Grande número de idosos, desrespeito à quarentena e poucos testes realizados foram alguns dos fatores responsáveis pela emergência no país
Uma das razões para a alta mortalidade no país é o grande número de idosos, proporcionalmente maior que na China — a idade média do italiano é de 44 anos, contra 37 dos chineses. Segundo o Instituto Superior de Saúde, ligado ao Ministério da Saúde, a idade média do italiano que se infecta pelo novo vírus é de 63 anos.
Em quarentena há trezes dias, o país foi o primeiro a impor um confinamento geral à população para tentar frear a pandemia, que se tornou a sua mais grave crise desde a Segunda Guerra Mundial. Tomada para preservar o seu sistema de saúde, a medida extrema, após resistência inicial dos pares europeus, acabou sendo adotada por países como Espanha e França.
Mas o momento em que ele se alastrou no país europeu, pelo menos desde janeiro, também contribuiu para o panorama: trata-se de um período frio, em que tradicionalmente há mais casos de gripe, confundida inicialmente com a Covid-19.
— A principal razão é o tamanho da nossa população de idosos — afirma o médico Antonio Montegrandi, especializado em doenças infectivas. — Até agora, as vítimas relacionadas à Covid-19 com menos de 50 anos são raras, e todas conviviam com alguma doença séria.
Médico em Roma, ele teve dois pacientes que morreram por complicações relacionadas ao coronavírus: um de 84 anos e outro de 92.
A situação é mais crítica na Lombardia, região do Norte, uma das mais ricas do país, onde o número de mortos já superou dois mil.

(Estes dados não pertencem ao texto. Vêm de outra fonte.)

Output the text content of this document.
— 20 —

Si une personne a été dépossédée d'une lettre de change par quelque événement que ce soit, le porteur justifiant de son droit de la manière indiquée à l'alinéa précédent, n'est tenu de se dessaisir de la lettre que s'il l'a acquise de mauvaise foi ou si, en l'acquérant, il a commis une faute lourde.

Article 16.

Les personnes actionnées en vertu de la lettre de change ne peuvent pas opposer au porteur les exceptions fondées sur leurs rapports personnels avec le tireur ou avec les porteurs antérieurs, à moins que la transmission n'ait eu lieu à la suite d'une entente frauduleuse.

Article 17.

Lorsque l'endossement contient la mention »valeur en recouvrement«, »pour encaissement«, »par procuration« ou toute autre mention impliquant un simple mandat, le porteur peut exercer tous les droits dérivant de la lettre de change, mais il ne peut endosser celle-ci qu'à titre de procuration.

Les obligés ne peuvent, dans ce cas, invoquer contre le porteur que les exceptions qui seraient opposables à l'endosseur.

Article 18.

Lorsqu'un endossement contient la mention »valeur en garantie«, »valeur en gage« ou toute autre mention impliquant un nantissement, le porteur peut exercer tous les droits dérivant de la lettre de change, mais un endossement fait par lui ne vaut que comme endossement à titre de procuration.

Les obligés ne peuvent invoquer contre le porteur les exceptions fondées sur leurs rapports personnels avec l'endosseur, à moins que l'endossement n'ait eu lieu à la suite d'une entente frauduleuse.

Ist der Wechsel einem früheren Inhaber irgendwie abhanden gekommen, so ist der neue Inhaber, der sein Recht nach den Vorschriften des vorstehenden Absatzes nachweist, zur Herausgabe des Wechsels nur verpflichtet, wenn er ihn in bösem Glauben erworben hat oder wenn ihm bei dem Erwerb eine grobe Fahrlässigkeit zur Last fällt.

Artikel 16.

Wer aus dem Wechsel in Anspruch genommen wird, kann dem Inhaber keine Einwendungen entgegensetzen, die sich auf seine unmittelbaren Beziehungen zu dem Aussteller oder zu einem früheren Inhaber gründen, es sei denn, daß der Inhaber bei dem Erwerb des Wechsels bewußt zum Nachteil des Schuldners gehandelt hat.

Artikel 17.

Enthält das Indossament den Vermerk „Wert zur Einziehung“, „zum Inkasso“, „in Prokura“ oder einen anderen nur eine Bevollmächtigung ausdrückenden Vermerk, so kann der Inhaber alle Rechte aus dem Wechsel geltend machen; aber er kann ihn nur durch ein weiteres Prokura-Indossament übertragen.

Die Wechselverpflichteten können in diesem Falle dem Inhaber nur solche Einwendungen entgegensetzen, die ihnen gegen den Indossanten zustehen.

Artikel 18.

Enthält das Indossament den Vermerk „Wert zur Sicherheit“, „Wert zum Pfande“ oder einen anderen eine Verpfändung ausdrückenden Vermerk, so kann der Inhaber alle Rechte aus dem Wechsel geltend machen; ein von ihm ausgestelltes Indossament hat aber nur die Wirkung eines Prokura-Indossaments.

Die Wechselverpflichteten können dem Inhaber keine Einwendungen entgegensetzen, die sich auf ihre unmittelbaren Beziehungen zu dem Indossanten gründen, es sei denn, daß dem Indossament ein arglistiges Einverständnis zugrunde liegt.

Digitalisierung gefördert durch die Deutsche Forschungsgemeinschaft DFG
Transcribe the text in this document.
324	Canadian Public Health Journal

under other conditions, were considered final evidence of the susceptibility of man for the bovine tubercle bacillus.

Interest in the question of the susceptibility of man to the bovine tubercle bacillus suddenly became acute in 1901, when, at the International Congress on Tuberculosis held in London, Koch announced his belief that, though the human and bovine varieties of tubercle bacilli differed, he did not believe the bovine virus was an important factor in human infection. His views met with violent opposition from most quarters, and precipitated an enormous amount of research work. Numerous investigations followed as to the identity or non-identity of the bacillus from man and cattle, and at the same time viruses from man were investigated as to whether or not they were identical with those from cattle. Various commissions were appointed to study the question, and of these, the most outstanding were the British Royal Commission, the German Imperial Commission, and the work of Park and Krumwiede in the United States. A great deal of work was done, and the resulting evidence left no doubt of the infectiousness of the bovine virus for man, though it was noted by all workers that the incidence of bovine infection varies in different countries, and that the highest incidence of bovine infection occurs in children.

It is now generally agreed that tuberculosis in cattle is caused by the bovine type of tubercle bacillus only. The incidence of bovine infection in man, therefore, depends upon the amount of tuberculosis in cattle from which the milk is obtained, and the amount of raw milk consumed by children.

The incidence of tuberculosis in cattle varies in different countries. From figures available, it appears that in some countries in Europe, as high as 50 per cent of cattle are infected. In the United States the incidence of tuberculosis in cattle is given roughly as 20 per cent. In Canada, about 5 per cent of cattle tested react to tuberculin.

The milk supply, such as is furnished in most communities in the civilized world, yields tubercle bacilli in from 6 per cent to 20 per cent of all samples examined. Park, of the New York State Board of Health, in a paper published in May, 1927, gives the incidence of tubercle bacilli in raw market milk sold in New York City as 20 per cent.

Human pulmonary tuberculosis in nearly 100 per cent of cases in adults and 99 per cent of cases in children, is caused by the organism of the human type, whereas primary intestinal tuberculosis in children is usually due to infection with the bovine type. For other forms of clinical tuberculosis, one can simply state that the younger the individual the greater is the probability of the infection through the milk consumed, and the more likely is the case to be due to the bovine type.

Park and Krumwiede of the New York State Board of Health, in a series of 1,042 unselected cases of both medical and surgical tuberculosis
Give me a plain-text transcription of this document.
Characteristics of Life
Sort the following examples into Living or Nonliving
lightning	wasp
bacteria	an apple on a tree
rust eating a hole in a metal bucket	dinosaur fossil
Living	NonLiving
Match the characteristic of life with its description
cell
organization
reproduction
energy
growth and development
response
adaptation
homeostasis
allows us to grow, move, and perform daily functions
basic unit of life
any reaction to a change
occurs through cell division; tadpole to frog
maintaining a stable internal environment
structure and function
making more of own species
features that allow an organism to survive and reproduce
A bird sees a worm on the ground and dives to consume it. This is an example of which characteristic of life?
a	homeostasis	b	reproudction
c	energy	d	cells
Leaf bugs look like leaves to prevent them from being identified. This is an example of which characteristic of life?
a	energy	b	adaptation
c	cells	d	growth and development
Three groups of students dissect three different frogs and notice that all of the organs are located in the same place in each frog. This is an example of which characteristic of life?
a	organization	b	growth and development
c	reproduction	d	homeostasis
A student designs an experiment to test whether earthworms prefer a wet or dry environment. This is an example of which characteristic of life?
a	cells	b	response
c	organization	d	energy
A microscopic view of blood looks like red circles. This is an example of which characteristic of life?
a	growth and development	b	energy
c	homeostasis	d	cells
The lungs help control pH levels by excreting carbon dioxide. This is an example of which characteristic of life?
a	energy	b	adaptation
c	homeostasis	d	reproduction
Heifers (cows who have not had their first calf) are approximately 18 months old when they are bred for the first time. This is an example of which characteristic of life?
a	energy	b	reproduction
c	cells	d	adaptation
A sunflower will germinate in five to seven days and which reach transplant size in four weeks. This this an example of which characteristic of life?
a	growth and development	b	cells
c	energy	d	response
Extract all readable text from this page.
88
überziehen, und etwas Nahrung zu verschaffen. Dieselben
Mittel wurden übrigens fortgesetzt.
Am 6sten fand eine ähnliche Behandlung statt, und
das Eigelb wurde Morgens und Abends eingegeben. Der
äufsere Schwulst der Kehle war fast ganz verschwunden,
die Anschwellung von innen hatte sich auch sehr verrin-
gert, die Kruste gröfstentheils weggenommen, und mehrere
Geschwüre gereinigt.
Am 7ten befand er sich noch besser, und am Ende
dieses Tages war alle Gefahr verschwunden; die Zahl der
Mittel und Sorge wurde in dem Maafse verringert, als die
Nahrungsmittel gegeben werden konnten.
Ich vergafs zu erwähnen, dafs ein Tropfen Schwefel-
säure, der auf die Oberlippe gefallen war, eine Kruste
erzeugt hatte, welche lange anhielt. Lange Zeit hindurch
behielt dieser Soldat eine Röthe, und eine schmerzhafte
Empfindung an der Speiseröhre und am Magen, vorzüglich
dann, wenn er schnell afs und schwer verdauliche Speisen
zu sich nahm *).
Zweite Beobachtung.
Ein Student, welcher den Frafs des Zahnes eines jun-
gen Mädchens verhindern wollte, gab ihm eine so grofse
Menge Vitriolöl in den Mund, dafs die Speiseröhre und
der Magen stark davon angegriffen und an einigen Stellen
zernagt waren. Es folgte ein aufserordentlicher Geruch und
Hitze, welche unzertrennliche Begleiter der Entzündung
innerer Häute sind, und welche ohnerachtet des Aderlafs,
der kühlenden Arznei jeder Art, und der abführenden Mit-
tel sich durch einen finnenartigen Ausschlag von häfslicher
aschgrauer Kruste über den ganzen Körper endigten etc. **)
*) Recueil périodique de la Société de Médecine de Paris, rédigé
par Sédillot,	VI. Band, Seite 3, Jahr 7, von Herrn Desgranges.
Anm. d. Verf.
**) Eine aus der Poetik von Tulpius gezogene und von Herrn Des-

Responsável por um quarto do PIB nacional e com um sistema de saúde considerado um dos melhores da Europa, a região está próxima do colapso, com escassez de médicos e falta de leitos em UTIs.
Outro aspecto que explica a rápida difusão, e que inevitavelmente contribui com o índice de mortes, é a dificuldade dos italianos em respeitar a quarentena, o que foi muito discutido no país nos últimos dias. Montegrandi diz que o modo de vida “irresponsável” de seus conterrâneos contribui, um povo que, segundo ele, “não tem um senso cívico” e é “um pouco rebelde” com as regras.
O contraste da anarquia italiana, conta ele, fica evidente quando comparado ao esforço feito em lugares como China e Coreia do Sul, nações mais disciplinadas que a italiana:
— Como se trata de um vírus muito contagioso, esse modo de vida se transforma num problema. Muitos jovens estão infectados, não apresentam sintoma, pensam que estão bem e continuam a infectar outras pessoas, tornando-se um perigo para a faixa de risco. Por isso é importante respeitar a quarentena.
Montegrandi defende que a Itália deveria realizar exames em massa na população para conseguir isolar os eventuais infectados assintomáticos, medida que não está sendo adotada. Especialistas e o próprio governo reconhecem que há uma subnotificação dos casos na contagem nacional — são mais de 41 mil positivos ao teste, entre pessoas ainda em tratamento e que já se curaram, mas o número real de contaminados pode ser três vezes maior.
Antes de o governo decretar o confinamento nacional, as primeiras medidas de restrição se concentravam nas cidades do Norte, epicentro da difusão na Itália. Quando a recomendação era de permanecer em casa, muitos foram passear em praias e estações de esqui, que ficaram cheias.
Fotos de aglomerações nesses lugares ganharam as redes e foram citadas pelos ministros do governo e pelo governador da Lombardia para justificar as medidas extremas. Entre as pessoas que foram esquiar estava um senhor infectado pelo Covid-19, que deveria obrigatoriamente estar em isolamento.
Outro problema para conter o vírus surgiu quando soube-se que o governo iria decretar uma quarentena em todo o país: houve um deslocamento em massa do Norte — em trens, ônibus e aviões — para as cidades do Centro e do Sul da Itália, regiões onde a epidemia está mais controlada. Infectologistas do Instituto Superior de Saúde, que monitoram a emergência, consideraram a atitude irresponsável.